The old Lincoln Recovery Center was once a lifeline to residents of Mott Haven and beyond, introducing acupuncture to aid in detoxification. Since then, the building has been closed for close to a decade, its windows and doors encased in metal, its brick facade splashed with halfhearted graffiti.
Community efforts to revitalize the empty building took a concrete step forward on the evening of Sept. 7, on the 50th anniversary of the founding of the Young Lords. The community organization South Bronx Unite presented the mural at its third annual H.E.ARTS Festival. Its goal is to convert the empty building into a multipurpose community center for health (H), education (E) and the arts (ARTS) for local youth.

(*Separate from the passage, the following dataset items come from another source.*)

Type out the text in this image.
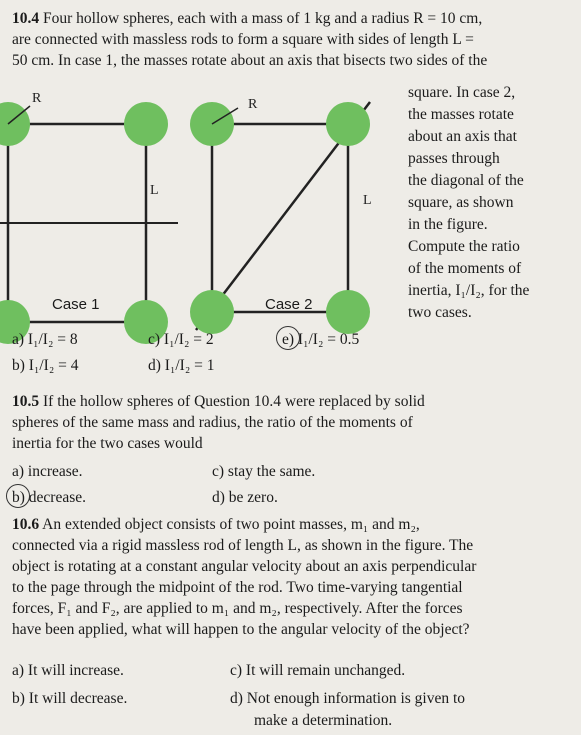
10.4 Four hollow spheres, each with a mass of 1 kg and a radius R = 10 cm,
are connected with massless rods to form a square with sides of length L =
50 cm. In case 1, the masses rotate about an axis that bisects two sides of the
R
L
R
L
Case 1	Case 2
square. In case 2,
the masses rotate
about an axis that
passes through
the diagonal of the
square, as shown
in the figure.
Compute the ratio
of the moments of
inertia, I₁/I₂, for the
two cases.
a) I₁/I₂ = 8	c) I₁/I₂ = 2	e) I₁/I₂ = 0.5
b) I₁/I₂ = 4	d) I₁/I₂ = 1
10.5 If the hollow spheres of Question 10.4 were replaced by solid
spheres of the same mass and radius, the ratio of the moments of
inertia for the two cases would
a) increase.	c) stay the same.
b) decrease.	d) be zero.
10.6 An extended object consists of two point masses, m₁ and m₂,
connected via a rigid massless rod of length L, as shown in the figure. The
object is rotating at a constant angular velocity about an axis perpendicular
to the page through the midpoint of the rod. Two time-varying tangential
forces, F₁ and F₂, are applied to m₁ and m₂, respectively. After the forces
have been applied, what will happen to the angular velocity of the object?
a) It will increase.	c) It will remain unchanged.
b) It will decrease.	d) Not enough information is given to
make a determination.
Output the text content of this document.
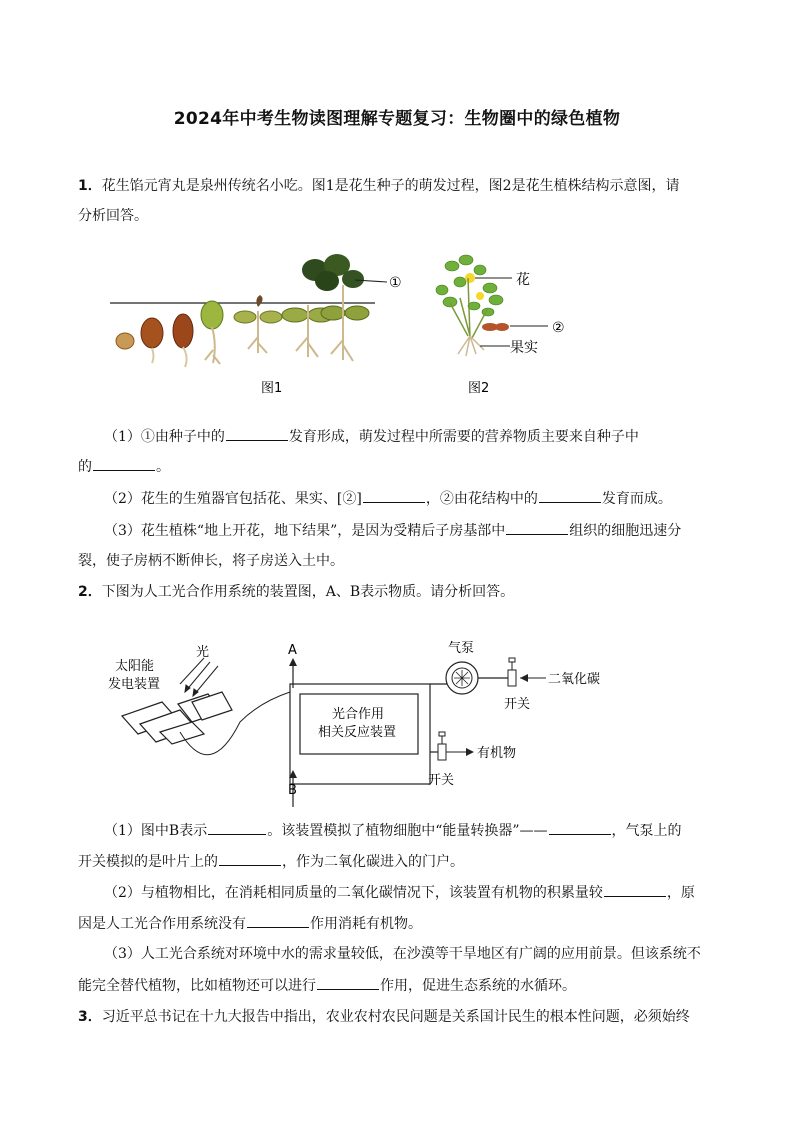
2024年中考生物读图理解专题复习：生物圈中的绿色植物
1．花生馅元宵丸是泉州传统名小吃。图1是花生种子的萌发过程，图2是花生植株结构示意图，请
分析回答。
①
图1
花
②
果实
图2
（1）①由种子中的	发育形成，萌发过程中所需要的营养物质主要来自种子中
的	。
（2）花生的生殖器官包括花、果实、[②]	，②由花结构中的	发育而成。
（3）花生植株“地上开花，地下结果”，是因为受精后子房基部中	组织的细胞迅速分
裂，使子房柄不断伸长，将子房送入土中。
2．下图为人工光合作用系统的装置图，A、B表示物质。请分析回答。
太阳能
发电装置
光
光合作用
相关反应装置
A
B
气泵
开关
二氧化碳
有机物
开关
（1）图中B表示	。该装置模拟了植物细胞中“能量转换器”——	，气泵上的
开关模拟的是叶片上的	，作为二氧化碳进入的门户。
（2）与植物相比，在消耗相同质量的二氧化碳情况下，该装置有机物的积累量较	，原
因是人工光合作用系统没有	作用消耗有机物。
（3）人工光合系统对环境中水的需求量较低，在沙漠等干旱地区有广阔的应用前景。但该系统不
能完全替代植物，比如植物还可以进行	作用，促进生态系统的水循环。
3．习近平总书记在十九大报告中指出，农业农村农民问题是关系国计民生的根本性问题，必须始终
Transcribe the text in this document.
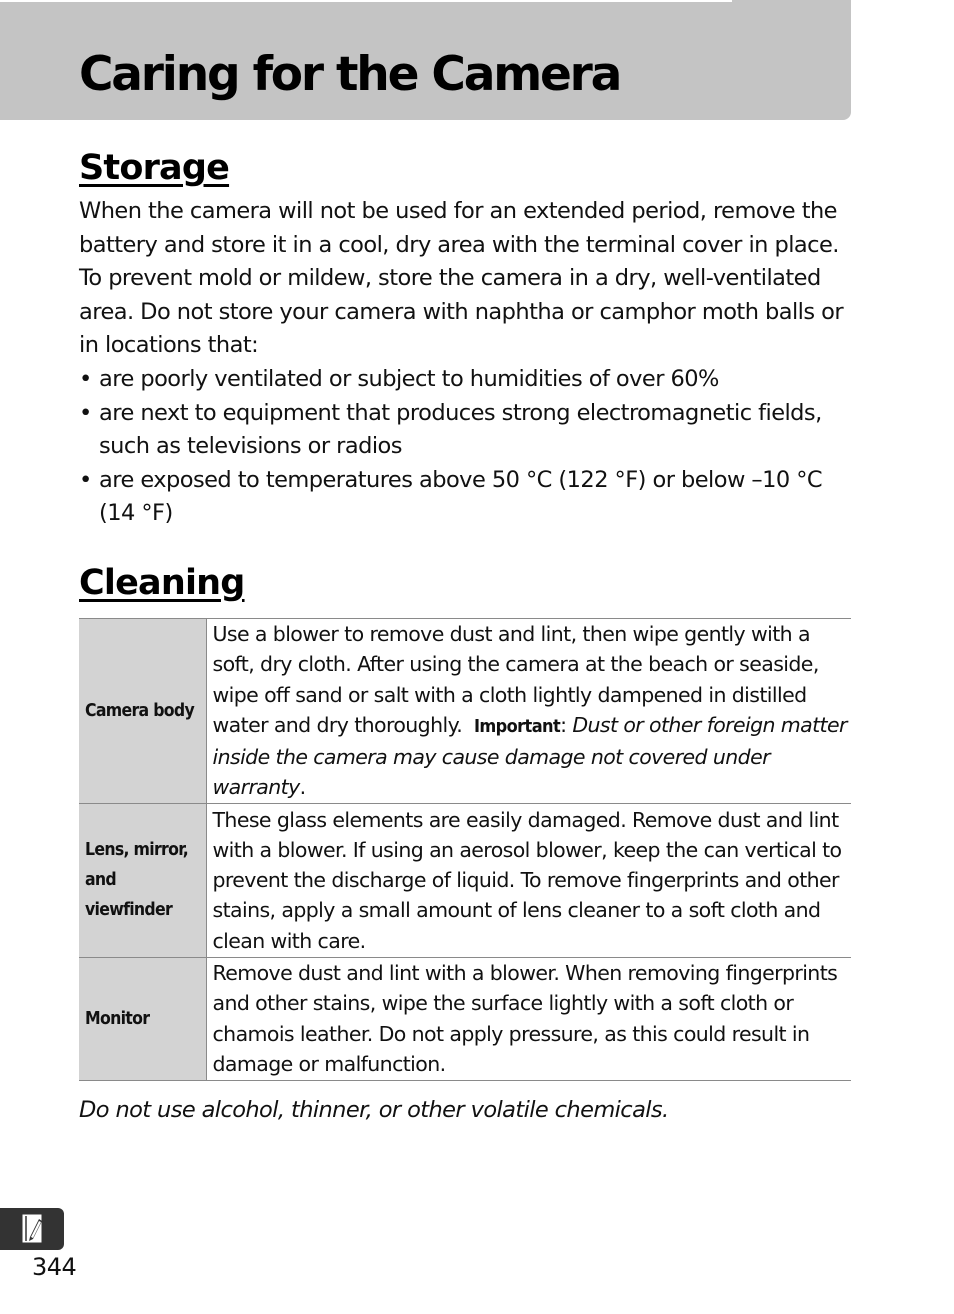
Caring for the Camera
Storage

When the camera will not be used for an extended period, remove the battery and store it in a cool, dry area with the terminal cover in place. To prevent mold or mildew, store the camera in a dry, well-ventilated area. Do not store your camera with naphtha or camphor moth balls or in locations that:

• are poorly ventilated or subject to humidities of over 60%
• are next to equipment that produces strong electromagnetic fields, such as televisions or radios
• are exposed to temperatures above 50 °C (122 °F) or below –10 °C (14 °F)
Cleaning
Camera body	Use a blower to remove dust and lint, then wipe gently with a soft, dry cloth. After using the camera at the beach or seaside, wipe off sand or salt with a cloth lightly dampened in distilled water and dry thoroughly. Important: Dust or other foreign matter inside the camera may cause damage not covered under warranty.
Lens, mirror, and viewfinder	These glass elements are easily damaged. Remove dust and lint with a blower. If using an aerosol blower, keep the can vertical to prevent the discharge of liquid. To remove fingerprints and other stains, apply a small amount of lens cleaner to a soft cloth and clean with care.
Monitor	Remove dust and lint with a blower. When removing fingerprints and other stains, wipe the surface lightly with a soft cloth or chamois leather. Do not apply pressure, as this could result in damage or malfunction.

Do not use alcohol, thinner, or other volatile chemicals.

344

The mural’s vibrant colors and evocative Mexican-inspired scenes bring new life to the weathered brick structure at 349 East 140th St. — and to the neighborhood that surrounds it. Inspired by immigrant children separated from their parents at the U.S.-Mexican border, Chilean artist Virginia Ayress called her mural “We Have a Story to Tell.”
“There aren’t many spaces in the Bronx for health and art. Everyone is yearning for this and should have it,” says Angelica de la Cruz, co-founder of the TRIBE Co-Create, a co-working space for entrepreneurs, activists and creatives who identify as People of Color.
“The mural brings the community together,” says Pierre Obama, a medical assistant who lives in the neighborhood. “It brings a light to this neighborhood.”
The event was also a celebration of the 50th anniversary of the Young Lords organization, members of which founded the Lincoln Recovery Center. In 1968, the Young Lords reinvented themselves from a Chicago street gang to a civil and human rights organization advocating self-determination for Puerto Rico and other peoples across Latin America.
Walter Bosque, Co-founder of the Lincoln Recovery Center and former member of the Young Lords, was present to speak on the Young Lords’ contributions to drug-recovery efforts in the South Bronx. Bosque emphasized the importance of reconciling the past, present and future, for the benefit of the community.
South Bronx Unite, working with the Mott Haven/Port Morris Community Land Stewards — a community land trust — have been trying to acquire the Lincoln building to turn it into a multipurpose community center.
Raymond Figueroa, a board member of the land stewards group, says his organization has retained an architect to draft plans for the building and secured funding to develop models of the space. The board is currently organizing to take stewardship of the building, which would place the building in the care of the land stewards group, he added.
The event began with a song-and-dance procession from nearby Brook Park to the Lincoln Recovery Center. The procession was led by the Pregones Theater, a traveling theater group based on Walton Avenue that performs original work rooted in Latino/Puerto Rican culture, and Nos Quedamos, the Melrose-based non-profit community development organization.
The evening concluded with a film screening of the “The People’s Detox” by Jenna Bliss in the handball court across the street. The film details the Young Lords’ efforts to acquire and launch the Lincoln Recovery Center in 1970.
“The event was incredible, powerful,” says Stephanie Rodriguez, another resident. “This was a healing space, a space of resistance, solidarity, love and community and that’s what our communities need.”